Coal use continues to rise despite recent announcements that development banks will no longer fund the technology
For those concerned about the impact of coal-burning power plants on the world’s environment, the good news seems to have been arriving thick and fast lately.
In mid-July, the World Bank announced it was significantly scaling back funding for coal-fired power stations due to concerns about emissions and global warming. In future, said the bank, it would limit such financial assistance to “only rare circumstances.” Then the US Export-Import Bank announced it had decided not to support funding for a multi-million dollar coal-fired power plant in Vietnam.
A few days later the European Investment Bank – the world’s biggest public bank – followed the World Bank’s lead, introducing new lending criteria which, if properly implemented, would rule out future financial support for lignite and so-called “dirty coal” power plants. There were also indications the European Bank for Reconstruction and Development could be bringing in coal-lending restrictions.
But, as a pessimist might say, every silver lining has a dark cloud attached to it.
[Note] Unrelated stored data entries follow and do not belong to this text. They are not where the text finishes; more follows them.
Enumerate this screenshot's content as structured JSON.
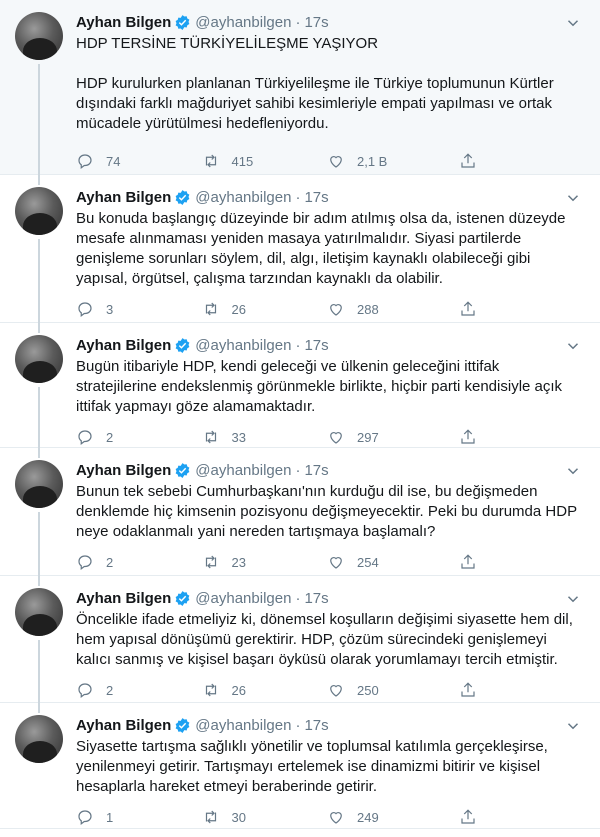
{
  "author": {
    "name": "Ayhan Bilgen",
    "handle": "@ayhanbilgen",
    "time": "17s",
    "separator": "·"
  },
  "tweets": [
    {
      "text": "HDP TERSİNE TÜRKİYELİLEŞME YAŞIYOR\n\nHDP kurulurken planlanan Türkiyelileşme ile Türkiye toplumunun Kürtler dışındaki farklı mağduriyet sahibi kesimleriyle empati yapılması ve ortak mücadele yürütülmesi hedefleniyordu.",
      "replies": "74",
      "retweets": "415",
      "likes": "2,1 B"
    },
    {
      "text": "Bu konuda başlangıç düzeyinde bir adım atılmış olsa da, istenen düzeyde mesafe alınmaması yeniden masaya yatırılmalıdır. Siyasi partilerde genişleme sorunları söylem, dil, algı, iletişim kaynaklı olabileceği gibi yapısal, örgütsel, çalışma tarzından kaynaklı da olabilir.",
      "replies": "3",
      "retweets": "26",
      "likes": "288"
    },
    {
      "text": "Bugün itibariyle HDP, kendi geleceği ve ülkenin geleceğini ittifak stratejilerine endekslenmiş görünmekle birlikte, hiçbir parti kendisiyle açık ittifak yapmayı göze alamamaktadır.",
      "replies": "2",
      "retweets": "33",
      "likes": "297"
    },
    {
      "text": "Bunun tek sebebi Cumhurbaşkanı'nın kurduğu dil ise, bu değişmeden denklemde hiç kimsenin pozisyonu değişmeyecektir. Peki bu durumda HDP neye odaklanmalı yani nereden tartışmaya başlamalı?",
      "replies": "2",
      "retweets": "23",
      "likes": "254"
    },
    {
      "text": "Öncelikle ifade etmeliyiz ki, dönemsel koşulların değişimi siyasette hem dil, hem yapısal dönüşümü gerektirir. HDP, çözüm sürecindeki genişlemeyi kalıcı sanmış ve kişisel başarı öyküsü olarak yorumlamayı tercih etmiştir.",
      "replies": "2",
      "retweets": "26",
      "likes": "250"
    },
    {
      "text": "Siyasette tartışma sağlıklı yönetilir ve toplumsal katılımla gerçekleşirse, yenilenmeyi getirir. Tartışmayı ertelemek ise dinamizmi bitirir ve kişisel hesaplarla hareket etmeyi beraberinde getirir.",
      "replies": "1",
      "retweets": "30",
      "likes": "249"
    }
  ],
  "icons": {
    "verified": "verified-badge-icon",
    "caret": "chevron-down-icon",
    "reply": "reply-icon",
    "retweet": "retweet-icon",
    "like": "heart-icon",
    "share": "share-icon"
  },
  "colors": {
    "verified": "#1da1f2",
    "muted": "#657786",
    "text": "#14171a",
    "thread_line": "#ccd6dd",
    "highlight_bg": "#f5f8fa"
  }
}
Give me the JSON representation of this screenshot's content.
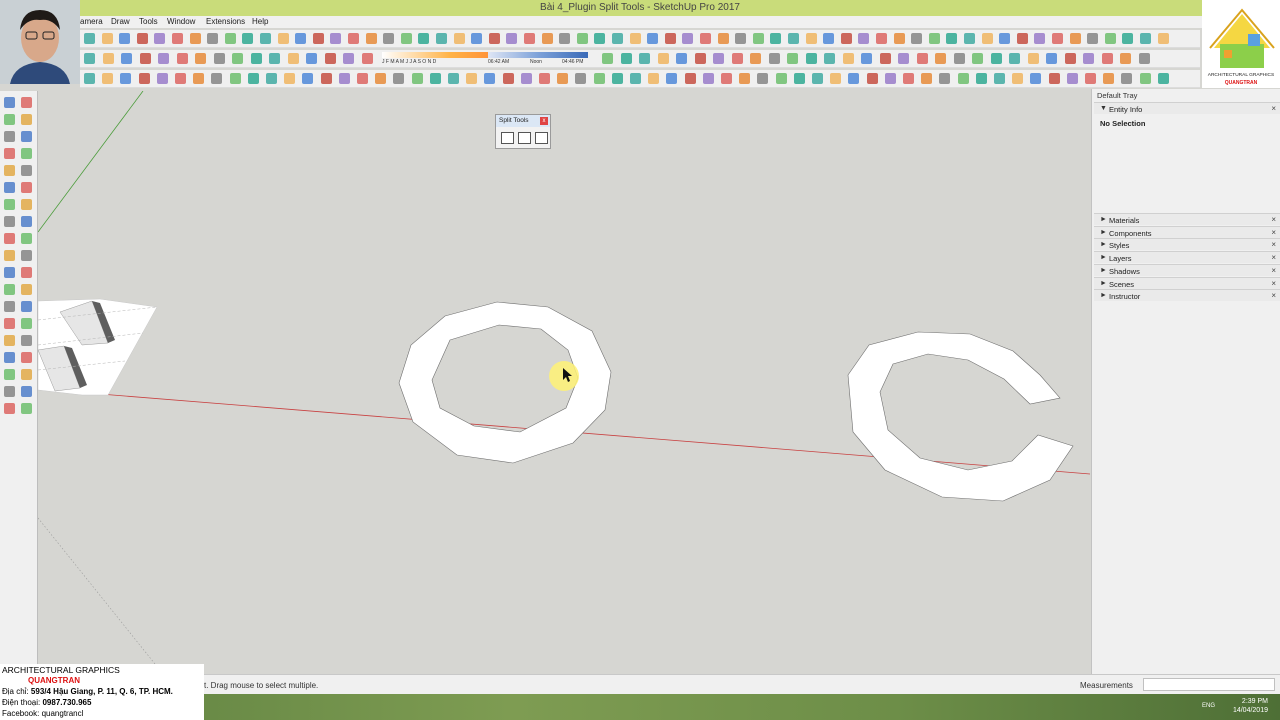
{
  "window": {
    "title": "Bài 4_Plugin Split Tools - SketchUp Pro 2017"
  },
  "menu": [
    "amera",
    "Draw",
    "Tools",
    "Window",
    "Extensions",
    "Help"
  ],
  "toolbar": {
    "shadow_months": "J F M A M J J A S O N D",
    "time_start": "06:42 AM",
    "time_noon": "Noon",
    "time_end": "04:46 PM"
  },
  "split_tools_panel": {
    "title": "Split Tools",
    "close": "x"
  },
  "tray": {
    "title": "Default Tray",
    "entity_info": {
      "label": "Entity Info",
      "value": "No Selection"
    },
    "panels": [
      "Materials",
      "Components",
      "Styles",
      "Layers",
      "Shadows",
      "Scenes",
      "Instructor"
    ]
  },
  "status": {
    "hint": "t. Drag mouse to select multiple.",
    "measurements_label": "Measurements"
  },
  "taskbar": {
    "lang": "ENG",
    "time": "2:39 PM",
    "date": "14/04/2019"
  },
  "branding": {
    "logo_line1": "ARCHITECTURAL GRAPHICS",
    "logo_line2": "QUANGTRAN",
    "info_title": "ARCHITECTURAL GRAPHICS",
    "info_name": "QUANGTRAN",
    "info_address_label": "Địa chỉ:",
    "info_address": "593/4 Hậu Giang, P. 11, Q. 6, TP. HCM.",
    "info_phone_label": "Điện thoại:",
    "info_phone": "0987.730.965",
    "info_facebook": "Facebook: quangtrancl"
  },
  "colors": {
    "title_bar": "#c9dc7a",
    "viewport_bg": "#d6d6d2",
    "axis_red": "#c84040",
    "axis_green": "#4a9c3a",
    "cursor_highlight": "#fff275"
  }
}
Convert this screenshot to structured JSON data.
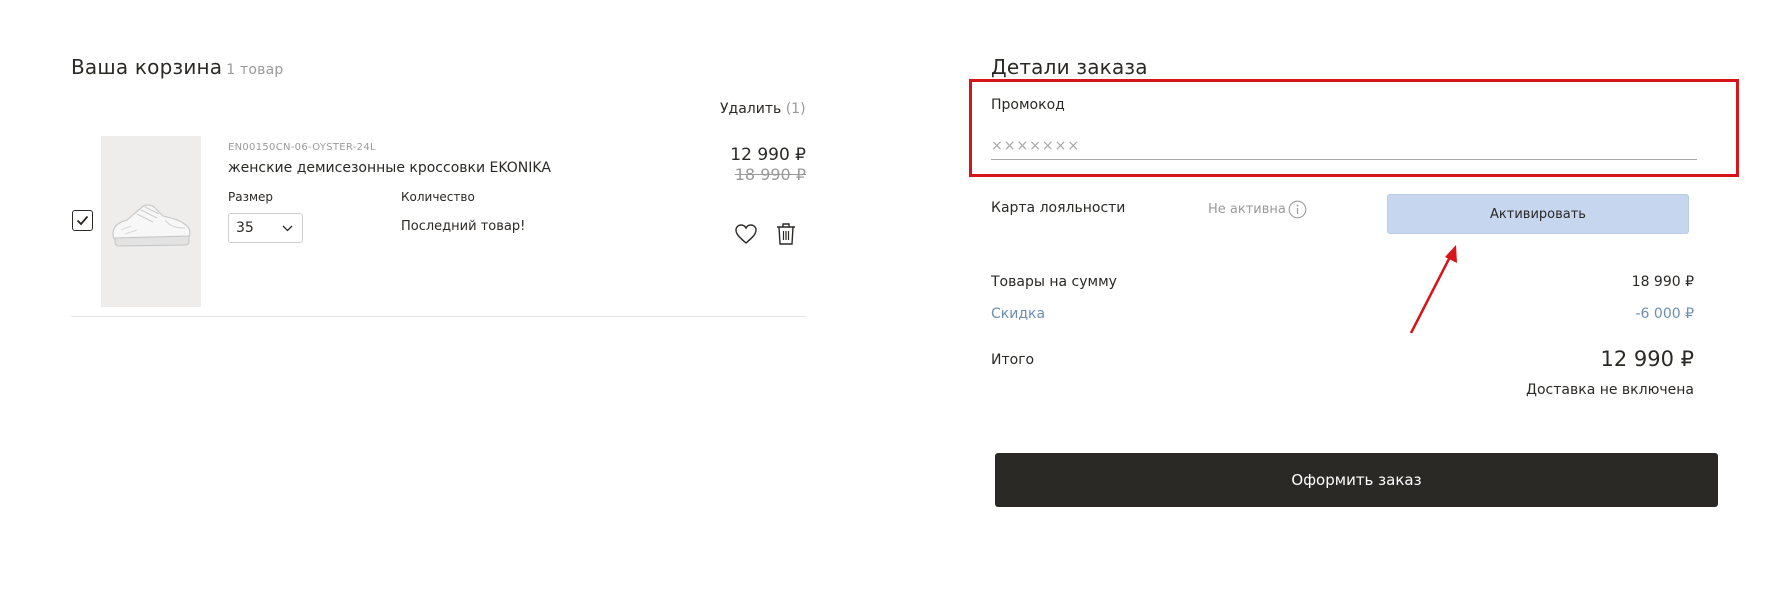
{
  "cart": {
    "title": "Ваша корзина",
    "count": "1 товар",
    "delete_all_label": "Удалить",
    "delete_all_count": "(1)",
    "item": {
      "checked": true,
      "sku": "EN00150CN-06-OYSTER-24L",
      "name": "женские демисезонные кроссовки EKONIKA",
      "size_label": "Размер",
      "size_value": "35",
      "quantity_label": "Количество",
      "quantity_note": "Последний товар!",
      "price_current": "12 990 ₽",
      "price_old": "18 990 ₽",
      "icons": [
        "heart-icon",
        "trash-icon",
        "check-icon",
        "chevron-down-icon"
      ]
    }
  },
  "order": {
    "title": "Детали заказа",
    "promo_label": "Промокод",
    "promo_placeholder": "×××××××",
    "loyalty_label": "Карта лояльности",
    "loyalty_status": "Не активна",
    "activate_label": "Активировать",
    "goods_sum_label": "Товары на сумму",
    "goods_sum_value": "18 990 ₽",
    "discount_label": "Скидка",
    "discount_value": "-6 000 ₽",
    "total_label": "Итого",
    "total_value": "12 990 ₽",
    "delivery_note": "Доставка не включена",
    "checkout_label": "Оформить заказ"
  },
  "annotation": {
    "highlight_color": "#d7141a",
    "arrow_color": "#d7141a"
  },
  "colors": {
    "text": "#2b2926",
    "muted": "#9a9a9a",
    "discount": "#6a8fb3",
    "activate_bg": "#c5d6ee",
    "checkout_bg": "#2b2926"
  }
}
A big test of the World Bank’s resolve will likely be made early next year when it will decide whether to give funding guarantees to a highly controversial power plant using “dirty” coal in Kosovo.
The European Investment Bank’s new criteria on coal lending – tied to specified limits on fossil fuel power plant emissions – have been criticized as being too generous to polluters, while the U.S. Ex-Im Bank continues to back coal-fired power stations in many parts of the world.
And then there’s the bigger picture: The world is using coal for energy generation like never before, and projections are for consumption to grow by at least a third by 2040, possibly by a half if the worst case scenarios are fulfilled.